Some of the most interesting entries in the accounts are the payments for extra labour at busy seasons, to weed corn, make hay, shear sheep, thresh and winnow. The busiest season of all, the climax of the farmer’s year, was harvest time; and most monastic accounts give it a separate heading. The nuns of St Michael’s, Stamford, year after year record the date “when we began to reap” and the payments to reapers and cockers for the first four or five weeks and to carters for the fortnight afterwards. Extra workers, both men and women, came in from among the cottagers of the manor and of neighbouring manors; in some parts of the country migrant harvesters came, as they do to-day, from distant uplands to help on the farms of the rich cornland. To oversee them a special reap-reeve was hired at a higher rate (the nuns of St Michael’s paid him 13s. 8d. in 1378); gloves were given to the reapers to protect them from thistles[352]; special tithers were hired to set aside the sheaves due to the convent as tithes (the convent paid “to one tither of Wothorpe,” an appropriated church, “10s., and to two of our tithers 13s. 4d.”). The honest Tusser sets out the usage in jingling rhyme:
Grant haruest lord more by a penie or twoo
to call on his fellowes the better to doo:
Giue gloues to thy reapers, a larges to crie,
and dailie to loiterers haue a good eie.
Reape wel, scatter not, gather cleane that is shorne,
binde faste, shock apace, haue an eie to thy corne.

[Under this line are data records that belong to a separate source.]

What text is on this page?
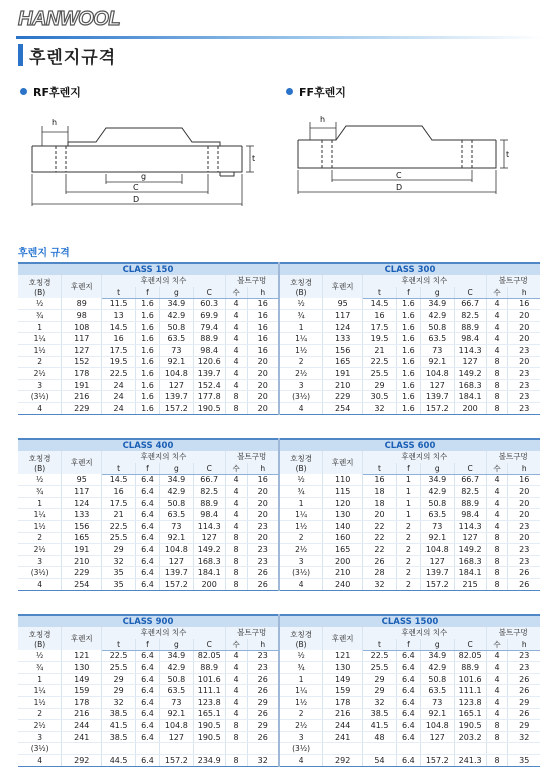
HANWOOL
후렌지규격
RF후렌지	FF후렌지
h
t
g
C
D
h
t
C
D
후렌지 규격
CLASS 150								CLASS 300							
호칭경
(B)	후렌지	후렌지의 치수				볼트구멍		호칭경
(B)	후렌지	후렌지의 치수				볼트구멍	
		t	f	g	C	수	h			t	f	g	C	수	h
½	89	11.5	1.6	34.9	60.3	4	16	½	95	14.5	1.6	34.9	66.7	4	16
¾	98	13	1.6	42.9	69.9	4	16	¾	117	16	1.6	42.9	82.5	4	20
1	108	14.5	1.6	50.8	79.4	4	16	1	124	17.5	1.6	50.8	88.9	4	20
1¼	117	16	1.6	63.5	88.9	4	16	1¼	133	19.5	1.6	63.5	98.4	4	20
1½	127	17.5	1.6	73	98.4	4	16	1½	156	21	1.6	73	114.3	4	23
2	152	19.5	1.6	92.1	120.6	4	20	2	165	22.5	1.6	92.1	127	8	20
2½	178	22.5	1.6	104.8	139.7	4	20	2½	191	25.5	1.6	104.8	149.2	8	23
3	191	24	1.6	127	152.4	4	20	3	210	29	1.6	127	168.3	8	23
(3½)	216	24	1.6	139.7	177.8	8	20	(3½)	229	30.5	1.6	139.7	184.1	8	23
4	229	24	1.6	157.2	190.5	8	20	4	254	32	1.6	157.2	200	8	23
CLASS 400								CLASS 600							
호칭경
(B)	후렌지	후렌지의 치수				볼트구멍		호칭경
(B)	후렌지	후렌지의 치수				볼트구멍	
		t	f	g	C	수	h			t	f	g	C	수	h
½	95	14.5	6.4	34.9	66.7	4	16	½	110	16	1	34.9	66.7	4	16
¾	117	16	6.4	42.9	82.5	4	20	¾	115	18	1	42.9	82.5	4	20
1	124	17.5	6.4	50.8	88.9	4	20	1	120	18	1	50.8	88.9	4	20
1¼	133	21	6.4	63.5	98.4	4	20	1¼	130	20	1	63.5	98.4	4	20
1½	156	22.5	6.4	73	114.3	4	23	1½	140	22	2	73	114.3	4	23
2	165	25.5	6.4	92.1	127	8	20	2	160	22	2	92.1	127	8	20
2½	191	29	6.4	104.8	149.2	8	23	2½	165	22	2	104.8	149.2	8	23
3	210	32	6.4	127	168.3	8	23	3	200	26	2	127	168.3	8	23
(3½)	229	35	6.4	139.7	184.1	8	26	(3½)	210	28	2	139.7	184.1	8	26
4	254	35	6.4	157.2	200	8	26	4	240	32	2	157.2	215	8	26
CLASS 900								CLASS 1500							
호칭경
(B)	후렌지	후렌지의 치수				볼트구멍		호칭경
(B)	후렌지	후렌지의 치수				볼트구멍	
		t	f	g	C	수	h			t	f	g	C	수	h
½	121	22.5	6.4	34.9	82.05	4	23	½	121	22.5	6.4	34.9	82.05	4	23
¾	130	25.5	6.4	42.9	88.9	4	23	¾	130	25.5	6.4	42.9	88.9	4	23
1	149	29	6.4	50.8	101.6	4	26	1	149	29	6.4	50.8	101.6	4	26
1¼	159	29	6.4	63.5	111.1	4	26	1¼	159	29	6.4	63.5	111.1	4	26
1½	178	32	6.4	73	123.8	4	29	1½	178	32	6.4	73	123.8	4	29
2	216	38.5	6.4	92.1	165.1	4	26	2	216	38.5	6.4	92.1	165.1	4	26
2½	244	41.5	6.4	104.8	190.5	8	29	2½	244	41.5	6.4	104.8	190.5	8	29
3	241	38.5	6.4	127	190.5	8	26	3	241	48	6.4	127	203.2	8	32
(3½)								(3½)							
4	292	44.5	6.4	157.2	234.9	8	32	4	292	54	6.4	157.2	241.3	8	35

Lode safe, carrie home, follow time being faire,
goue iust in the barne, it is out of despaire.
Tithe dulie and trulie, with hartie good will
that God and his blessing may dwell with thee still:
Though Parson neglecteth his dutie for this,
thank thou thy Lord God, and giue erie man his[353].
Usually the workers got their board during harvest and very well they fared. The careful treasuresses of St Michael’s get in beef and mutton and fish for them, to say nothing of eggs and bread and oatmeal and foaming jugs of beer. Porringers and platters have to be laid in for them to feed from; and since they work until the sun goes down, candles must be bought to light the board in the summer dusk. At the end of all, when the last sheaf was carried to the barn and the last gleaner had left the fields, the nuns entertained their harvesters to a mighty feast.
It was a time for hard work and for good fellowship. Says Tusser:
In haruest time, haruest folke, seruants and all,
should make all togither good cheere in the hall:
And fill out the black boule of bleith to their song,
and let them be merie all haruest time long.
Once ended thy haruest let none be begilde,
please such as did helpe thee, man, woman and childe.
Thus dooing, with alway such helpe as they can,
those winnest the praise of the labouring man[354].
The final feast was associated with the custom of giving a goose to all who had not overturned a load in carrying during harvest, and the nuns of St Michael’s always enter it in their accounts as “the expenses of the sickle goose” or harvest goose.
For all this good feasting, yet art thou not loose
till ploughman thou giuest his haruest home goose.
Though goose go in stubble, I passe not for that,
let goose haue a goose, be she leane, be she fat[355].
An echo of old English gaiety sounds very pleasantly through these harvest expenses.
(5) The wages sheet. The last set of expenses which the monastic housewife entered upon her roll was the wages sheet of the household, the payments for the year, or for a shorter period, of all her male and female dependents, together with the cost of their livery and of their allowance of “mixture,” when the convent gave them these. We saw in the last chapter that the nuns were the centre of a small community of farm and household servants, ranging from the reverend chaplains and dignified bailiff through all grades of standing and usefulness, down to the smallest kitchen-maid and the gardener’s boy.
Such is the tale of the account rolls. It may be objected by some that this talk of tenement-building, and livestock, ploughshares and harvest-home has little to do with monastic life, since it is but the common routine of every manor. But this is the very reason for describing it. The nunneries of England were firmly founded on the soil and the nuns were housewives and ladies of the manor, as were their sisters in the world. This homely business was half their lives; they knew the kine in the byre and the corn in the granary, as well as the service-books upon their stalls. The sound of their singing went up to heaven mingled with the shout of the ploughmen in the field and the clatter of churns in the dairy. When a prioress’ negligence lets the sheepfold fall into disrepair, so that the young lambs die of the damp, it is made a charge against her to the bishop, together with more spiritual crimes. The routine of the farm goes on side by side with the routine of the chapel. These account rolls give us the material basis for the complicated structure of monastic life. This is how nuns won their livelihood; this is how they spent it.